Il ritorno di Massimo Oddo sulla panchina del Pescara (dopo il biennio 2015-17) è stato finora avaro di soddisfazioni. La compagine biancazzurra infatti occupa attualmente l’ultimo posto in classifica in serie B, con appena un punto racimolato nelle prime sei uscite stagionali.
La situazione è talmente grave che il tecnico abruzzese (nativo proprio della provincia pescarese) sarebbe sul punto di giocarsi la panchina nella prossima sfida col Cittadella. Una sfida quindi che assume valore doppio per un tecnico giovane (44 anni) e che soltanto poche stagioni fa veniva considerato appartenente alla nouvelle vague degli allenatori rampanti
Invece, al netto di critiche che possono essere mosse all’operato dei due direttori dell’area tecnica Giorgio Repetto e Antonio Bocchetti (la squadra non sembra essersi rinforzata durante l’ultima campagna acquisti e questo nonostante una salvezza strappata in extremis dopo la lotteria dei rigori vinta contro il Perugia guidato proprio da Oddo), non si può non sottolineare come il tecnico abbia messo del suo in questa partenza schock della compagine adriatica.

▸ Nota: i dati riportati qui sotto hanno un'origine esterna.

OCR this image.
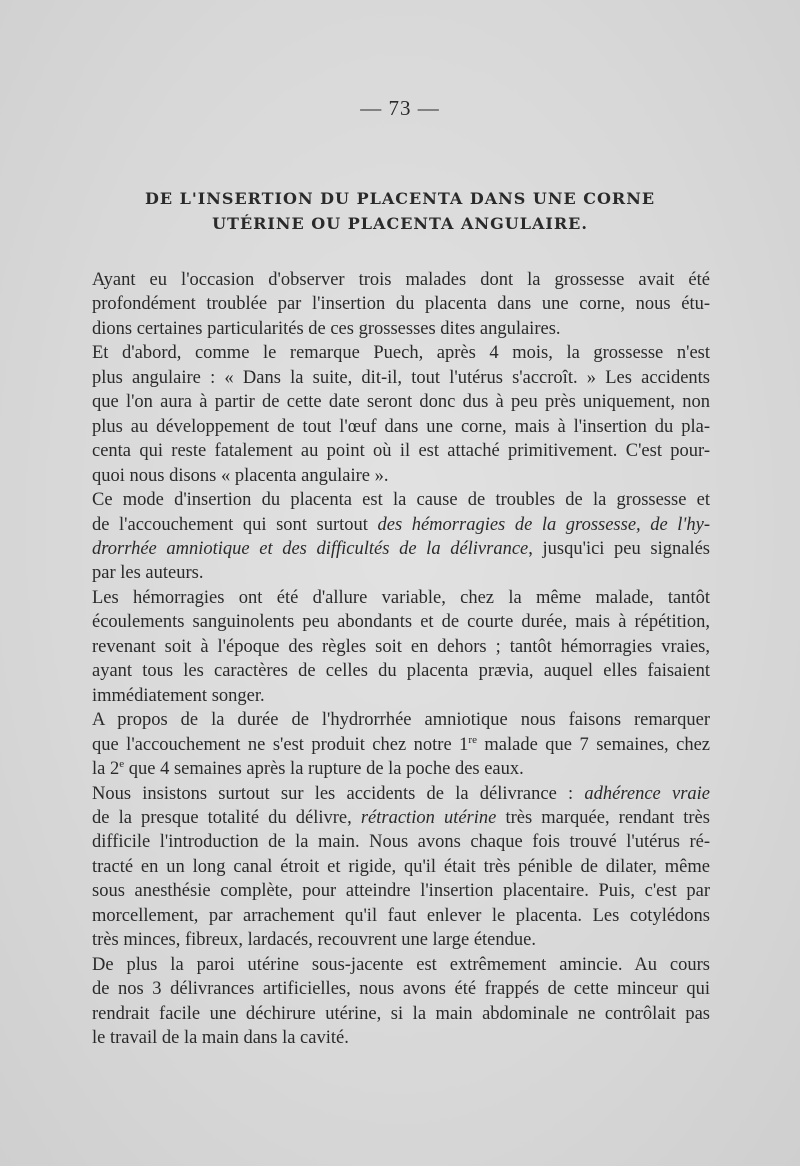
— 73 —
DE L'INSERTION DU PLACENTA DANS UNE CORNE
UTÉRINE OU PLACENTA ANGULAIRE.

Ayant eu l'occasion d'observer trois malades dont la grossesse avait été
profondément troublée par l'insertion du placenta dans une corne, nous étu-
dions certaines particularités de ces grossesses dites angulaires.

Et d'abord, comme le remarque Puech, après 4 mois, la grossesse n'est
plus angulaire : « Dans la suite, dit-il, tout l'utérus s'accroît. » Les accidents
que l'on aura à partir de cette date seront donc dus à peu près uniquement, non
plus au développement de tout l'œuf dans une corne, mais à l'insertion du pla-
centa qui reste fatalement au point où il est attaché primitivement. C'est pour-
quoi nous disons « placenta angulaire ».

Ce mode d'insertion du placenta est la cause de troubles de la grossesse et
de l'accouchement qui sont surtout des hémorragies de la grossesse, de l'hy-
drorrhée amniotique et des difficultés de la délivrance, jusqu'ici peu signalés
par les auteurs.

Les hémorragies ont été d'allure variable, chez la même malade, tantôt
écoulements sanguinolents peu abondants et de courte durée, mais à répétition,
revenant soit à l'époque des règles soit en dehors ; tantôt hémorragies vraies,
ayant tous les caractères de celles du placenta prævia, auquel elles faisaient
immédiatement songer.

A propos de la durée de l'hydrorrhée amniotique nous faisons remarquer
que l'accouchement ne s'est produit chez notre 1re malade que 7 semaines, chez
la 2e que 4 semaines après la rupture de la poche des eaux.

Nous insistons surtout sur les accidents de la délivrance : adhérence vraie
de la presque totalité du délivre, rétraction utérine très marquée, rendant très
difficile l'introduction de la main. Nous avons chaque fois trouvé l'utérus ré-
tracté en un long canal étroit et rigide, qu'il était très pénible de dilater, même
sous anesthésie complète, pour atteindre l'insertion placentaire. Puis, c'est par
morcellement, par arrachement qu'il faut enlever le placenta. Les cotylédons
très minces, fibreux, lardacés, recouvrent une large étendue.

De plus la paroi utérine sous-jacente est extrêmement amincie. Au cours
de nos 3 délivrances artificielles, nous avons été frappés de cette minceur qui
rendrait facile une déchirure utérine, si la main abdominale ne contrôlait pas
le travail de la main dans la cavité.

I contrasti con parte dello spogliatoio (con i vari Valdifiori, Galano e Riccardi lasciati fuori dalla lista dei convocati per la trasferta di Lecce) e con parte della stampa sono riflesso della brutta situazione di classifica ma rappresentano anche le difficoltà che la squadra ha manifestato a livello di prestazioni offerte.
Dal punto di vista tattico, dopo un inizio ancorato all’amato 4-3-2-1 Oddo ha virato verso la difesa a tre, presentata nelle ultime due uscite contro Frosinone (3-5-1-1) e Lecce (3-4-1-2).

L’idea era quella di garantire maggior protezione in fase difensiva e, nello stesso tempo, di creare un contesto tattico più semplice da leggere per una squadra imbottita di giovani. Il piano non ha funzionato, con i biancazzurri che hanno perso entrambe le gare (0-2 in casa col Frosinone, 3-1 a Lecce).
In fase di costruzione bassa il Pescara si appoggia a Fiorillo, cercando di costruire intorno al proprio no.1 una rete di linee di passaggio. Contro squadre che invece attendono più basse, la squadra di Oddo costruisce con i 3 centrali più il play (Valdifiori, Omeonga o Fernandes). Se le squadre avversario chiudono l’uscita centrale, il gioco degli adriatici viene veicolato per vie esterne, dove lavorano i due quinti.
La squadra cerca di risalire il campo palleggiando per portare palla in zona di rifinitura e sfruttare le qualità sul corto di giocatori come Maistro.
Qualora la rifinitura sia chiusa, il Pescara muove palla lateralmente. Non per rifinire tramite cross (la squadra è solo 16° per numero di cross effettuati finora) ma sempre per cercare delle combinazioni palla a terra che consentano di entrare in area di rigore.
Questo tipo di approccio non ha per ora funzionato e il Pescara risulta essere l’ultimo undici della cadetteria in termini di IPO (22.4).
I problemi degli abruzzesi non si limitano però soltanto al possesso. Anche in fase difensiva infatti la squadra di Oddo ha palesato evidenti difficoltà, come indicano le 14 reti incassate (soltanto il Pisa ha fatto peggio) e il dato IRD (49.4), migliore soltanto di quello di Ascoli (53) e Cosenza (56).
In conclusione, il Pescara è squadra ancora in via di sperimentazioni, che non ha saputo fin qui dotarsi di una chiara identità tattica né è stata in grado di individuare i giocatori chiave (a parte Fiorillo) intorno ai quali costruire il resto della formazione base. Di conseguenza, in assenza di un un modello di gioco ben preciso, la compagine abruzzese risulta troppo dipendente dalle individualità tecniche di singoli che non sempre sono stati all’altezza del compito.